Sta di fatto che il presidente francese con le sue uscite sta seminando incomprensione tra i partner.
«Neanche in Francia sono sicuro che sia seguito e capito quando parla di questo dossier. Si fatica a comprendere l’oscillazione del suo pensiero: prima diceva che la Nato è in stato di “morte cerebrale”, mentre oggi sembra considerare l’Alleanza atlantica rivitalizzata. Recentemente ha anche dichiarato che l’Europa può morire. Macron vorrebbe prendere la guida di un’Europa dotata di una propria difesa strategica».

E in Francia quali sono le reazioni all’atteggiamento dell’inquilino dell’Eliseo nel dossier ucraino?
«Nel Paese c’è un forte antiamericanismo e le posizioni guerrafondaie di Macron non sono ben viste. I francesi, come tutti i popoli, vogliono la pace. Per questo un impegno francese in Ucraina non sarebbe accolto positivamente. Il presidente appare disconnesso dai suoi connazionali».

Nel suo ultimo libro parla di una nuova tendenza presente nella società contemporanea, in base alla quale la figura dell’eroe viene sostituita da quella della vittima. È possibile instaurare un parallelo con l’Ucraina, che cerca di difendersi dall’aggressione russa?
«Sì perché gli ucraini si battono in modo eroico per la loro libertà, mentre qui in Francia i giovani manifestano per avere la pensione a 60 anni. Ma il conflitto va avanti e l’opinione pubblica comincia a stancarsi di questa guerra e di conseguenza c’è un calo della solidarietà per Kiev. La crisi israelo-palestinese, poi, sta distogliendo l’attenzione. Una parte degli studenti nei campus Usa preferisce esprimere il suo sostegno alla popolazione di Gaza che a quella ucraina».

Cosa è cambiato?
«L’Europa non è aggressiva, è un continente che preferisce chiudersi nell’odio verso sé stesso, nell’autoflagellazione. Già negli Anni 20 lo scrittore francese Louis Aragon diceva che “il mondo occidentale è condannato a morte”. Oggi ci si chiude nel vittimismo».

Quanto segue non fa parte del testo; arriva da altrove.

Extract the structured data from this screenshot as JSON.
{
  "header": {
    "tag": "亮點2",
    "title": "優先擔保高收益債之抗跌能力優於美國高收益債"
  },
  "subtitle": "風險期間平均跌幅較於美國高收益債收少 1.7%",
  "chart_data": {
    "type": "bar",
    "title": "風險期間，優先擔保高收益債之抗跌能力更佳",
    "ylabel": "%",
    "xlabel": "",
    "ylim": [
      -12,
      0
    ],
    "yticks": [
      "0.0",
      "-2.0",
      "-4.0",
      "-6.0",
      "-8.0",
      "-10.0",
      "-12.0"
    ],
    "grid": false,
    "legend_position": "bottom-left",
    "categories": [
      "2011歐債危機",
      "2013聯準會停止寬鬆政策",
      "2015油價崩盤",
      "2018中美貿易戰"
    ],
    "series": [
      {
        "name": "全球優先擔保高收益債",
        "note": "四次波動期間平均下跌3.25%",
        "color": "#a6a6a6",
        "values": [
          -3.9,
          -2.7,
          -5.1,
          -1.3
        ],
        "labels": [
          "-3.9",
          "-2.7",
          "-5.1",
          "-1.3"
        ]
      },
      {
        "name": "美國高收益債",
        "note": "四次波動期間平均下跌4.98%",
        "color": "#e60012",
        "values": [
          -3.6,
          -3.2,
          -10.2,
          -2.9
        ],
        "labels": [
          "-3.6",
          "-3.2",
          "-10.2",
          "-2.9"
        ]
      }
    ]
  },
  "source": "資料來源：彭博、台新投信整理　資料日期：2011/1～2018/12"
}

Russia e Cina potrebbero approfittare di questo atteggiamento occidentale?
«Certo! Conoscono molto bene le nostre debolezze, ma anche loro ne hanno e tendono a vittimizzarsi. Vladimir Putin sostiene che gli ucraini sono dei nazisti e i russi sono dei resistenti. I cinesi, invece, affermano di lottare contro le ex potenze coloniali che hanno saccheggiato il loro Paese. Vincerà il più resistente».